Solved – Pre/Post Likert survey analysis

change-scoreshypothesis testinglikertpaired-data

Online anonymous Likert survey was sent containing 13 items, the survey was sent before and after an intervention. I would like to analyze the % respondents who responded agree/strongly agree to the items both pre and post-intervention.

The total $n$ is small and do not match up as pre-intervention $n=14$, post-intervention $n=18$. I have been struggling to find the correct analysis … I've come across McNemar vs. Wilcoxon vs paired t-test.

Best Answer

Because you can’t match the pre answers with the post answers, there’s no way to pair the responses, and so there’s no way to use tests designed for paired responses (such as those you mention: McNemar, paired-sign rank, and paired t-test).

Probably the best approach is to use a test of association designed for independent samples. Because you are measuring the same individuals in the two groups, this may be a violation of the independence assumption of the test. But I don’t know any way to adjust for this. This violation should be noted in the methods or results.

This approach will probably have lower power than if you had recorded the identity of the respondents in order to pair the results.

Because you are condensing the responses of a single Likert item into two categories (SA/A vs. N/D/SD), this becomes a nominal variable with two levels * ** .

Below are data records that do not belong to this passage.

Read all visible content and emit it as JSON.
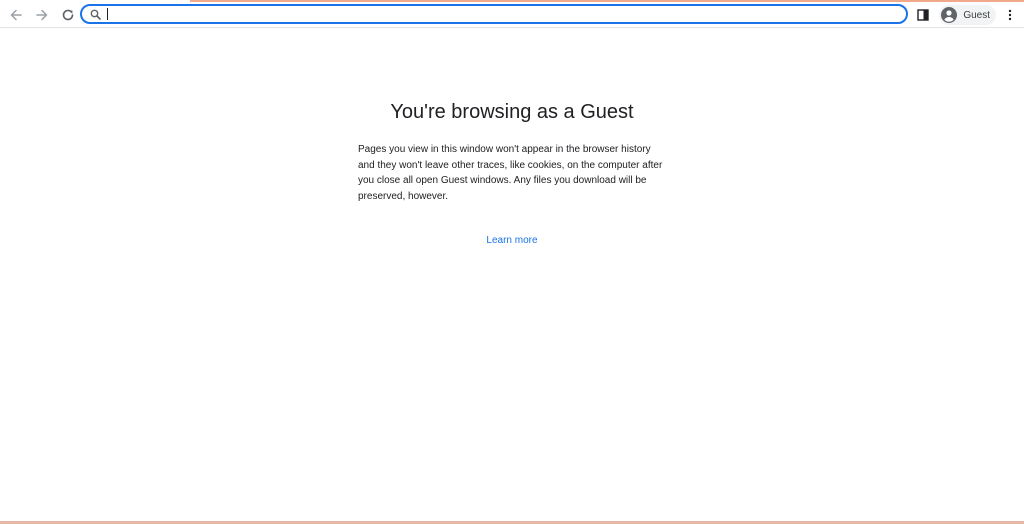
{
  "toolbar": {
    "back_icon": "arrow-left-icon",
    "forward_icon": "arrow-right-icon",
    "reload_icon": "reload-icon",
    "omnibox": {
      "value": "",
      "placeholder": "",
      "icon": "search-icon"
    },
    "side_panel_icon": "side-panel-icon",
    "profile": {
      "icon": "person-icon",
      "label": "Guest"
    },
    "menu_icon": "more-vert-icon"
  },
  "main": {
    "title": "You're browsing as a Guest",
    "description": "Pages you view in this window won't appear in the browser history and they won't leave other traces, like cookies, on the computer after you close all open Guest windows. Any files you download will be preserved, however.",
    "learn_more": "Learn more"
  },
  "colors": {
    "accent": "#1a73e8",
    "text": "#202124",
    "icon": "#5f6368",
    "top_accent": "#f0a98b"
  }
}
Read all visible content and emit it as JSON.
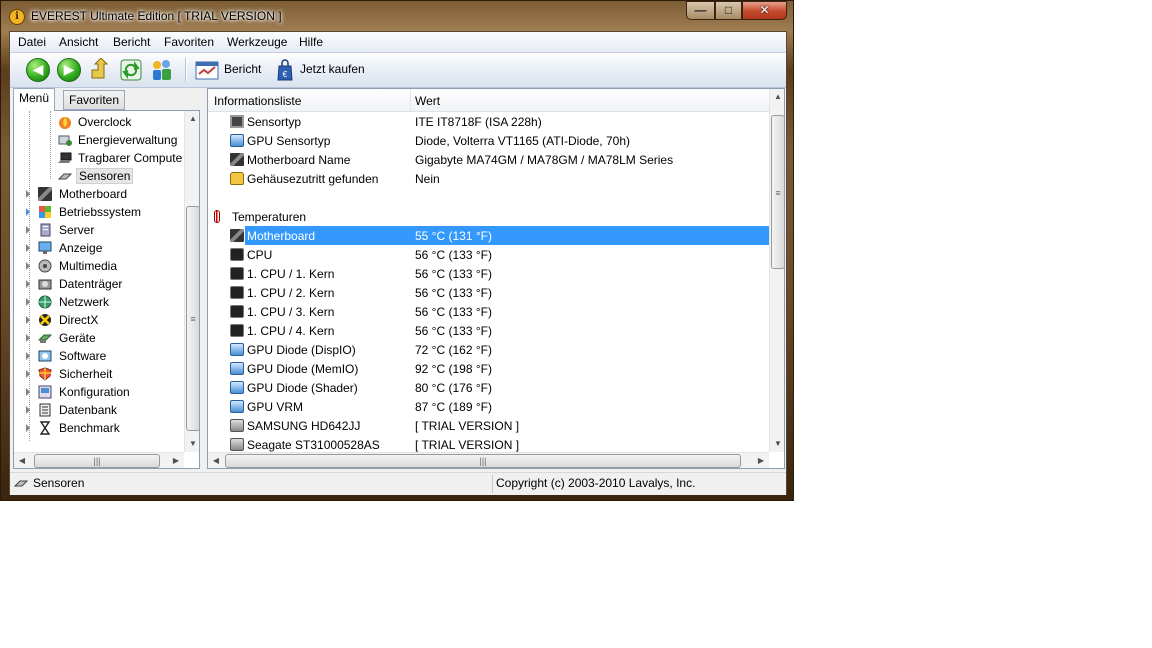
{
  "window": {
    "title": "EVEREST Ultimate Edition  [ TRIAL VERSION ]",
    "app_icon_glyph": "i",
    "minimize": "—",
    "maximize": "□",
    "close": "✕"
  },
  "menu": [
    "Datei",
    "Ansicht",
    "Bericht",
    "Favoriten",
    "Werkzeuge",
    "Hilfe"
  ],
  "toolbar": {
    "report_label": "Bericht",
    "buy_label": "Jetzt kaufen",
    "icons": [
      "back-icon",
      "forward-icon",
      "up-icon",
      "refresh-icon",
      "users-icon",
      "report-icon",
      "buy-icon"
    ]
  },
  "tabs": {
    "menu": "Menü",
    "favorites": "Favoriten"
  },
  "tree": {
    "children": [
      {
        "label": "Overclock",
        "icon": "flame-icon"
      },
      {
        "label": "Energieverwaltung",
        "icon": "power-icon"
      },
      {
        "label": "Tragbarer Compute",
        "icon": "laptop-icon"
      },
      {
        "label": "Sensoren",
        "icon": "sensor-icon",
        "selected": true
      }
    ],
    "items": [
      {
        "label": "Motherboard",
        "icon": "motherboard-icon"
      },
      {
        "label": "Betriebssystem",
        "icon": "windows-icon"
      },
      {
        "label": "Server",
        "icon": "server-icon"
      },
      {
        "label": "Anzeige",
        "icon": "monitor-icon"
      },
      {
        "label": "Multimedia",
        "icon": "multimedia-icon"
      },
      {
        "label": "Datenträger",
        "icon": "storage-icon"
      },
      {
        "label": "Netzwerk",
        "icon": "network-icon"
      },
      {
        "label": "DirectX",
        "icon": "directx-icon"
      },
      {
        "label": "Geräte",
        "icon": "devices-icon"
      },
      {
        "label": "Software",
        "icon": "software-icon"
      },
      {
        "label": "Sicherheit",
        "icon": "shield-icon"
      },
      {
        "label": "Konfiguration",
        "icon": "config-icon"
      },
      {
        "label": "Datenbank",
        "icon": "database-icon"
      },
      {
        "label": "Benchmark",
        "icon": "hourglass-icon"
      }
    ]
  },
  "list": {
    "col_info": "Informationsliste",
    "col_value": "Wert",
    "rows": [
      {
        "label": "Sensortyp",
        "value": "ITE IT8718F  (ISA 228h)",
        "icon": "chip"
      },
      {
        "label": "GPU Sensortyp",
        "value": "Diode, Volterra VT1165  (ATI-Diode, 70h)",
        "icon": "gpu"
      },
      {
        "label": "Motherboard Name",
        "value": "Gigabyte MA74GM / MA78GM / MA78LM Series",
        "icon": "board"
      },
      {
        "label": "Gehäusezutritt gefunden",
        "value": "Nein",
        "icon": "lock"
      },
      {
        "label": "",
        "value": "",
        "icon": ""
      },
      {
        "label": "Temperaturen",
        "value": "",
        "icon": "therm",
        "group": true
      },
      {
        "label": "Motherboard",
        "value": "55 °C  (131 °F)",
        "icon": "board",
        "selected": true
      },
      {
        "label": "CPU",
        "value": "56 °C  (133 °F)",
        "icon": "cpu"
      },
      {
        "label": "1. CPU / 1. Kern",
        "value": "56 °C  (133 °F)",
        "icon": "cpu"
      },
      {
        "label": "1. CPU / 2. Kern",
        "value": "56 °C  (133 °F)",
        "icon": "cpu"
      },
      {
        "label": "1. CPU / 3. Kern",
        "value": "56 °C  (133 °F)",
        "icon": "cpu"
      },
      {
        "label": "1. CPU / 4. Kern",
        "value": "56 °C  (133 °F)",
        "icon": "cpu"
      },
      {
        "label": "GPU Diode (DispIO)",
        "value": "72 °C  (162 °F)",
        "icon": "gpu"
      },
      {
        "label": "GPU Diode (MemIO)",
        "value": "92 °C  (198 °F)",
        "icon": "gpu"
      },
      {
        "label": "GPU Diode (Shader)",
        "value": "80 °C  (176 °F)",
        "icon": "gpu"
      },
      {
        "label": "GPU VRM",
        "value": "87 °C  (189 °F)",
        "icon": "gpu"
      },
      {
        "label": "SAMSUNG HD642JJ",
        "value": "[ TRIAL VERSION ]",
        "icon": "hdd"
      },
      {
        "label": "Seagate ST31000528AS",
        "value": "[ TRIAL VERSION ]",
        "icon": "hdd"
      }
    ]
  },
  "statusbar": {
    "left": "Sensoren",
    "right": "Copyright (c) 2003-2010 Lavalys, Inc."
  },
  "colors": {
    "selection": "#3399ff",
    "frame": "#6a4a28"
  }
}
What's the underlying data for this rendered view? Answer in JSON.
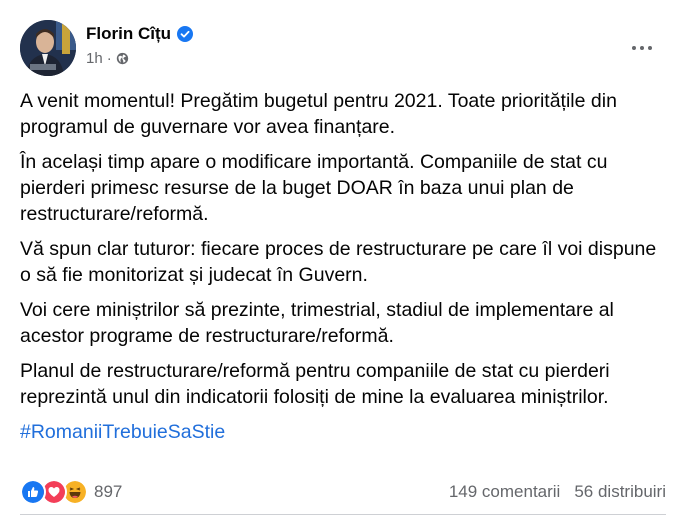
{
  "author": {
    "name": "Florin Cîțu",
    "time": "1h",
    "separator": "·"
  },
  "post": {
    "paragraphs": [
      "A venit momentul! Pregătim bugetul pentru 2021. Toate prioritățile din programul de guvernare vor avea finanțare.",
      "În același timp apare o modificare importantă. Companiile de stat cu pierderi primesc resurse de la buget DOAR în baza unui plan de restructurare/reformă.",
      "Vă spun clar tuturor: fiecare proces de restructurare pe care îl voi dispune o să fie monitorizat și judecat în Guvern.",
      "Voi cere miniștrilor să prezinte, trimestrial, stadiul de implementare al acestor programe de restructurare/reformă.",
      "Planul de restructurare/reformă pentru companiile de stat cu pierderi reprezintă unul din indicatorii folosiți de mine la evaluarea miniștrilor."
    ],
    "hashtag": "#RomaniiTrebuieSaStie"
  },
  "engagement": {
    "reaction_count": "897",
    "comments": "149 comentarii",
    "shares": "56 distribuiri",
    "reaction_icons": [
      "like-icon",
      "love-icon",
      "haha-icon"
    ]
  },
  "colors": {
    "link": "#216fdb",
    "secondary_text": "#65676b",
    "verified": "#1877f2",
    "like": "#1877f2",
    "love": "#f33e58",
    "haha": "#f7b125"
  }
}
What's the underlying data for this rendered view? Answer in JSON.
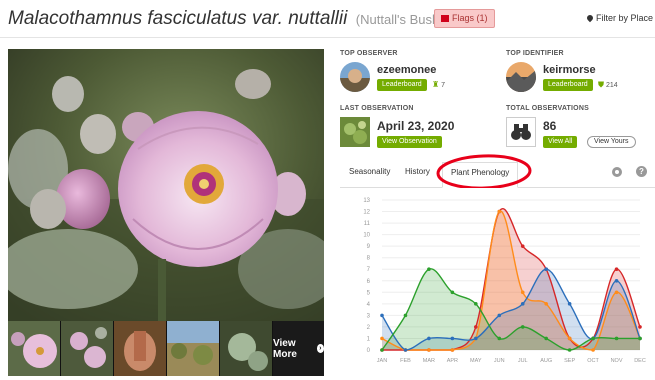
{
  "header": {
    "scientific_name": "Malacothamnus fasciculatus var. nuttallii",
    "common_name": "(Nuttall's Bush-Mallow)",
    "flags_label": "Flags (1)",
    "filter_label": "Filter by Place"
  },
  "photos": {
    "view_more_label": "View More"
  },
  "stats": {
    "top_observer": {
      "label": "TOP OBSERVER",
      "username": "ezeemonee",
      "leaderboard_label": "Leaderboard",
      "count": "7"
    },
    "top_identifier": {
      "label": "TOP IDENTIFIER",
      "username": "keirmorse",
      "leaderboard_label": "Leaderboard",
      "count": "214"
    },
    "last_observation": {
      "label": "LAST OBSERVATION",
      "date": "April 23, 2020",
      "button_label": "View Observation"
    },
    "total_observations": {
      "label": "TOTAL OBSERVATIONS",
      "value": "86",
      "view_all_label": "View All",
      "view_yours_label": "View Yours"
    }
  },
  "tabs": [
    {
      "label": "Seasonality",
      "active": false
    },
    {
      "label": "History",
      "active": false
    },
    {
      "label": "Plant Phenology",
      "active": true
    }
  ],
  "colors": {
    "accent_green": "#74ac00",
    "annotation_red": "#e8001a"
  },
  "chart_data": {
    "type": "area",
    "y_ticks": [
      "0",
      "1",
      "2",
      "3",
      "4",
      "5",
      "6",
      "7",
      "8",
      "9",
      "10",
      "11",
      "12",
      "13"
    ],
    "ylim": [
      0,
      13
    ],
    "categories": [
      "JAN",
      "FEB",
      "MAR",
      "APR",
      "MAY",
      "JUN",
      "JUL",
      "AUG",
      "SEP",
      "OCT",
      "NOV",
      "DEC"
    ],
    "grid": true,
    "series": [
      {
        "color": "#d62728",
        "values": [
          0,
          0,
          0,
          0,
          2,
          12,
          9,
          7,
          1,
          1,
          7,
          2
        ]
      },
      {
        "color": "#ff8c1a",
        "values": [
          1,
          0,
          0,
          0,
          1,
          12,
          5,
          4,
          1,
          0,
          5,
          1
        ]
      },
      {
        "color": "#2c6fbb",
        "values": [
          3,
          0,
          1,
          1,
          1,
          3,
          4,
          7,
          4,
          1,
          6,
          1
        ]
      },
      {
        "color": "#2ca02c",
        "values": [
          0,
          3,
          7,
          5,
          4,
          1,
          2,
          1,
          0,
          1,
          1,
          1
        ]
      }
    ]
  }
}
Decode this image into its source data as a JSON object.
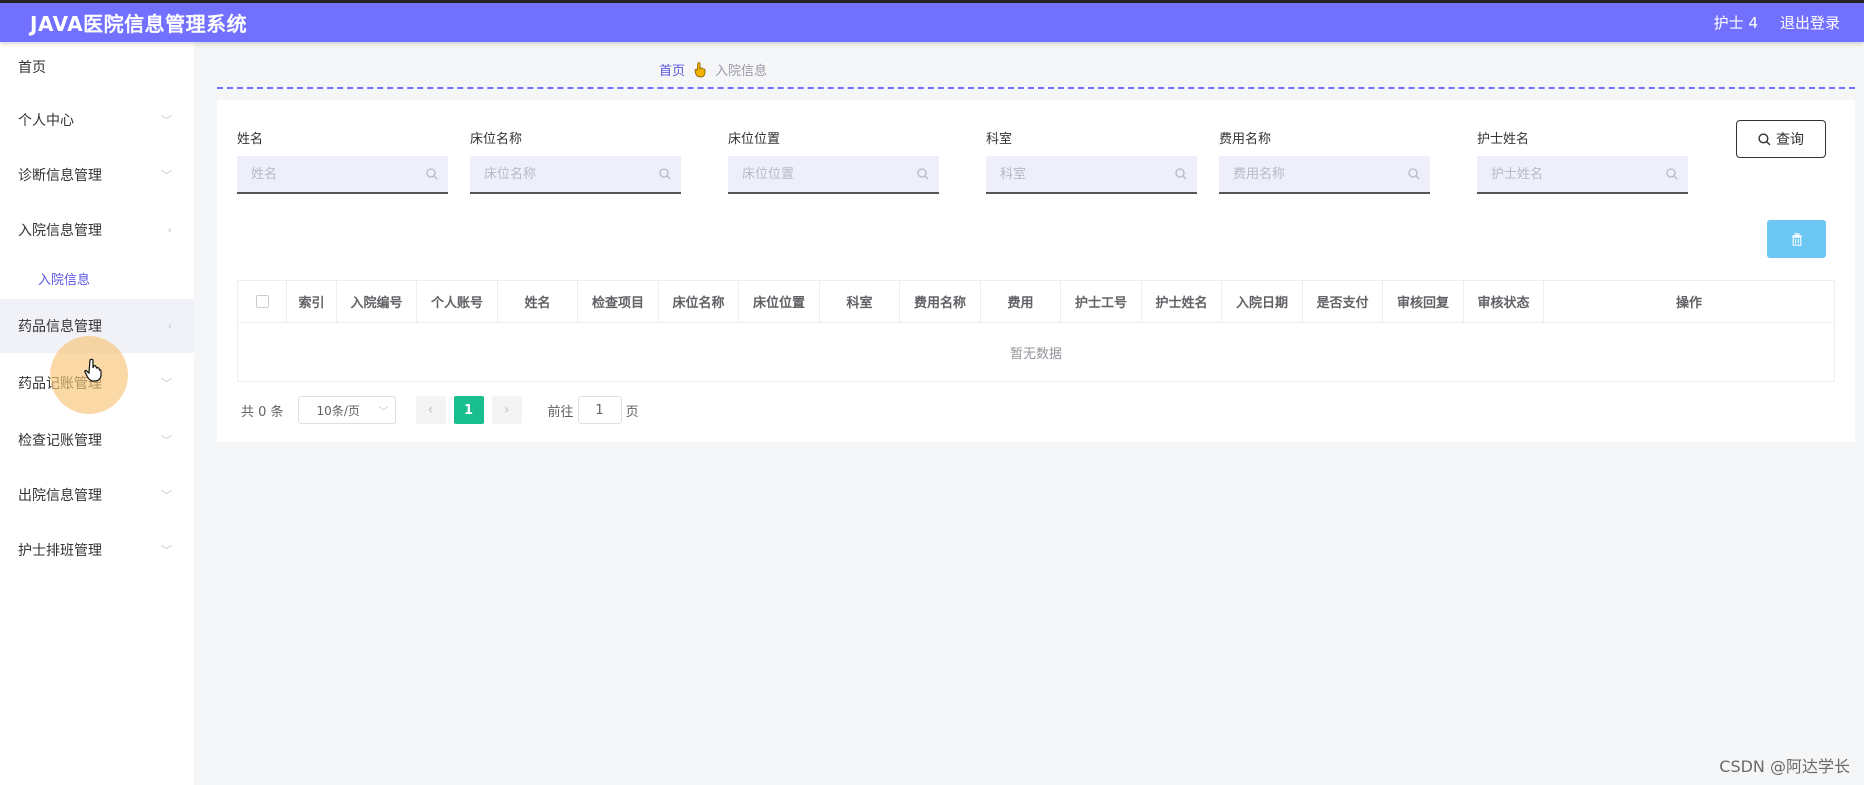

This leaves you with a 2 x 2 contingency table. Appropriate analyses are chi-square test of association, Fisher’s exact test, or G-test of association. Please be sure you understand the assumptions and interpretation of the test you choose to use.

I also strongly suggest you report a measure of effect size. For a 2 x 2 table, the most common measure of effect size is phi. This statistic is fairly common, and may be more meaningful to the reader than the p-value in this case.

Because your observations aren't paired, you can include all observations. The unequal sample sizes won't be problematic.


** You can think of it as either an ordinal variable with two categories or a nominal variable with two categories. It won’t matter.

*** I probably recommend against condensing your data in this manner. If you leave your responses as an ordinal variable (SD, D, N, A, SA), appropriate tests might include Cochran-Armitage test, Mann-Whitney test, or Kendall correlation.